Make no mistake, you know Phil Harris. You might not know Phil Harris, but that remarkable voice of his has been stuck in your musical memory your entire life. Be he a swingin’ bear or the coolest of cats, Phil Harris is THAT DUDE.
Ol’ Phil, the pride of Nashville by way of Linton, Indiana, was the beautiful, boisterous baritone behind Baloo the Bear, Thomas O’Malley, and Little John in the funkiest, jazziest, most country-fried era of Disney. Our boy was so hip it hurt. He got his start as a drummer in San Francisco for the Henry Halstead Big Band Orchestra in the middle ‘20s… that’s the 1920s. He formed an orchestra with Carol Lofner and served as the house band at the St. Francis Hotel until about 1932 back when hotels were luxurious establishments.
His orchestra cut swing records for the biggest record labels of the day - Victor, Columbia, Decca, and Vocalion. After the orchestra split, Phil decamped for Los Angeles, because that’s just what one did.
While in L.A. Phil became the musical director for Jack Benny, hosted a comedy variety show with his wife Alice Faye called The Fitch Bandwagon, then got bit with the acting bug, playing minor roles in a host of B-movies about the entertainment industry. He was pals with Bing Crosby and Dean Martin, and then some fella named Walt Disney came calling and said “I need that beautiful, boisterous baritone to voice a character named Baloo the Bear.” Probably not in those words, but leave me to my daydream.

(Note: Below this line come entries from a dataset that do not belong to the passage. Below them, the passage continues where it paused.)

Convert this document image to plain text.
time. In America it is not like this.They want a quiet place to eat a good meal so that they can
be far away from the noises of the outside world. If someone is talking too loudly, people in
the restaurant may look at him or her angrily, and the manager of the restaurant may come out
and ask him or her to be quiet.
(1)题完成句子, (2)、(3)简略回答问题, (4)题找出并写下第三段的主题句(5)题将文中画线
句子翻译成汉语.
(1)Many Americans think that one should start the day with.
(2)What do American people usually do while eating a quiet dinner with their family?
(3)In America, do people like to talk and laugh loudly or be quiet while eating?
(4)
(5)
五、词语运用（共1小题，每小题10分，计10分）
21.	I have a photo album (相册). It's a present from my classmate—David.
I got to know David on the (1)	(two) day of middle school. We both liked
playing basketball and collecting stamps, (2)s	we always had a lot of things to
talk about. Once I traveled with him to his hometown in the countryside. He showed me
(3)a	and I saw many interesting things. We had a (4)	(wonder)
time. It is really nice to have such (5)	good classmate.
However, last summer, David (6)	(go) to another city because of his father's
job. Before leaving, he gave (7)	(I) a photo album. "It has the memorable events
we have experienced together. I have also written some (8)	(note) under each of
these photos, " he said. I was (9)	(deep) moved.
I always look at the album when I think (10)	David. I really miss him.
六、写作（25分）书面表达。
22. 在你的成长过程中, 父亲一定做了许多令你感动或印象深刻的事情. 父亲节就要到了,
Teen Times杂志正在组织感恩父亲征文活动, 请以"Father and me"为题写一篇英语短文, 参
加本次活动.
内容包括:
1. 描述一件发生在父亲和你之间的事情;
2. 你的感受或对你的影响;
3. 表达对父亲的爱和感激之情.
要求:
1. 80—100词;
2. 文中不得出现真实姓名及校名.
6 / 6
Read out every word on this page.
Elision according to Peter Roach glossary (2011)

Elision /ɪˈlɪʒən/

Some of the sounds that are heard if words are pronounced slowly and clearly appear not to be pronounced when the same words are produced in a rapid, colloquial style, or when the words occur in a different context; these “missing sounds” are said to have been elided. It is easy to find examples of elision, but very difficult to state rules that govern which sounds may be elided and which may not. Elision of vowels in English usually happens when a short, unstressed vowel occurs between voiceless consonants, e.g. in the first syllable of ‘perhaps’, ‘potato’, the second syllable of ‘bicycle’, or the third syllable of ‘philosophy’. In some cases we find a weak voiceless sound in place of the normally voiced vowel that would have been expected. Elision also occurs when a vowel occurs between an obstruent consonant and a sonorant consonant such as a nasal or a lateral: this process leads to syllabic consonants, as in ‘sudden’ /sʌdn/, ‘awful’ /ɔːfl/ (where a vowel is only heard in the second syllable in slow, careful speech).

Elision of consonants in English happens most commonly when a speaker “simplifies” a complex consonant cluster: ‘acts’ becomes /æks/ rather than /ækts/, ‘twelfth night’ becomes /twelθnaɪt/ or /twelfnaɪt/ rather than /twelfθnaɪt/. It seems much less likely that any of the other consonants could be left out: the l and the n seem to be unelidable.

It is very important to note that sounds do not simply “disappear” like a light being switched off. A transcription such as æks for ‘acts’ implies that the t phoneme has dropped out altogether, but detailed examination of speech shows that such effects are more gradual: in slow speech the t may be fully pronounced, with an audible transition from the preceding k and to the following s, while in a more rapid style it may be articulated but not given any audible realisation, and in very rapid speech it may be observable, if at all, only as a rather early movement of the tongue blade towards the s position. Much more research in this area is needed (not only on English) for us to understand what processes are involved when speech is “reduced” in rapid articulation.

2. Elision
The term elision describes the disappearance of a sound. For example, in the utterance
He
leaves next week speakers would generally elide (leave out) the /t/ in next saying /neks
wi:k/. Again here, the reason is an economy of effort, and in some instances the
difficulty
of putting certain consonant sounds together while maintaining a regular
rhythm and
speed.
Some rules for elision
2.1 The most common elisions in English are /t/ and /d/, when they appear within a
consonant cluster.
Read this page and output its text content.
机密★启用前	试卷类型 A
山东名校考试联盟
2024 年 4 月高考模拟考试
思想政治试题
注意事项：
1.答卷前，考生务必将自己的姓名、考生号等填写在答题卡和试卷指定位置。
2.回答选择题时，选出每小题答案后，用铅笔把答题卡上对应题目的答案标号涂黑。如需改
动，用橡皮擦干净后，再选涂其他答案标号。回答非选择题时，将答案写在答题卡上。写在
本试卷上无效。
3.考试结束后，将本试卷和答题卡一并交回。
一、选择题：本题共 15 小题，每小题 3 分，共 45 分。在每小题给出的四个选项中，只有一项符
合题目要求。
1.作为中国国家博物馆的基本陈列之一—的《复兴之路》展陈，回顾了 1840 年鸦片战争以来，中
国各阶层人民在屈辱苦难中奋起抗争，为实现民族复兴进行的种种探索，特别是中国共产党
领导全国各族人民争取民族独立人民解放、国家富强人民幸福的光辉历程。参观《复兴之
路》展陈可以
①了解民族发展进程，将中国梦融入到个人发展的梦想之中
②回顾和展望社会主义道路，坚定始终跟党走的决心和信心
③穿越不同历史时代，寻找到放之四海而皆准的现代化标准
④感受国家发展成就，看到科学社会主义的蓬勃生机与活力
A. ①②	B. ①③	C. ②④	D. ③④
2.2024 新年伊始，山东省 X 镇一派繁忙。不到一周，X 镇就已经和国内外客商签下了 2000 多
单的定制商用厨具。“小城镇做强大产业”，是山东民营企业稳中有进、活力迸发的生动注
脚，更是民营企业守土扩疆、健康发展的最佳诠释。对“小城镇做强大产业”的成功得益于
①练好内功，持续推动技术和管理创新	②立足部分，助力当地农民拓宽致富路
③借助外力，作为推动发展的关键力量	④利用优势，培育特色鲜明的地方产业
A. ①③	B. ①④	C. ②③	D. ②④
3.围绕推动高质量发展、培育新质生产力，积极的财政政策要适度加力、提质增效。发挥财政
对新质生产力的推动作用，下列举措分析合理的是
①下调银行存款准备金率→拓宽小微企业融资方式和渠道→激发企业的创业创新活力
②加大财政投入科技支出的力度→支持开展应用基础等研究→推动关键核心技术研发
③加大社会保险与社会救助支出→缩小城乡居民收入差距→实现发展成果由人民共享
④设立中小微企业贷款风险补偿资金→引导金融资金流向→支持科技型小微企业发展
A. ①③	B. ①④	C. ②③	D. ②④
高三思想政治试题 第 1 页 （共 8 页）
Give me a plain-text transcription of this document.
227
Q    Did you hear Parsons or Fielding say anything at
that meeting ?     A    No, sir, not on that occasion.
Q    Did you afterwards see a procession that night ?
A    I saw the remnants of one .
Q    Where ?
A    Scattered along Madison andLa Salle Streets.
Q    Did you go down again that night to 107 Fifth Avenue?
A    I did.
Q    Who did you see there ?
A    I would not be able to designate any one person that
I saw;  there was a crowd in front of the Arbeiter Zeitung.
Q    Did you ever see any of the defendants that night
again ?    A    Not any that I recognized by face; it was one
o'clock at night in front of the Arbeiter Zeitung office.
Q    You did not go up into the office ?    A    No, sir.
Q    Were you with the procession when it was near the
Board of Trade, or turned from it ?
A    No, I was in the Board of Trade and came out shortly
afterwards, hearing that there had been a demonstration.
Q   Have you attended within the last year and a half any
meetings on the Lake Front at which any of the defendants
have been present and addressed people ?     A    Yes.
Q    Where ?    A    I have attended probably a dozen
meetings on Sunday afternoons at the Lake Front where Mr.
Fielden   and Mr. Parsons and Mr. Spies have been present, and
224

Time does what time does and moves ahead, but if one looks with the right kind of eyes and pays attention to the end credits and small details, one can find profound joys, and I do. Then we gotta tune our ears in, or at least I do. Phil Harris is a voice for all time, literally and metaphysically. He voiced our collective childhood and we still, STILL jam to his Disney tunes. He’s long gone, but he’s actually not. Tom Petty is gone, but if you tune in to FM radio you’ll hear him. Phil isn’t on the radio, but he’s here, in the archives. That’s the beauty of libraries filled with books and music. We decided long ago that libraries are so significant to the advancement of human knowledge that they should be free to all. None of that matters, of course, when you’re grooving to Bare Necessities while showing your kid or niece or nephew The Jungle Book, and you should because Phil Goddamn Harris is holding court and you don’t wanna miss it.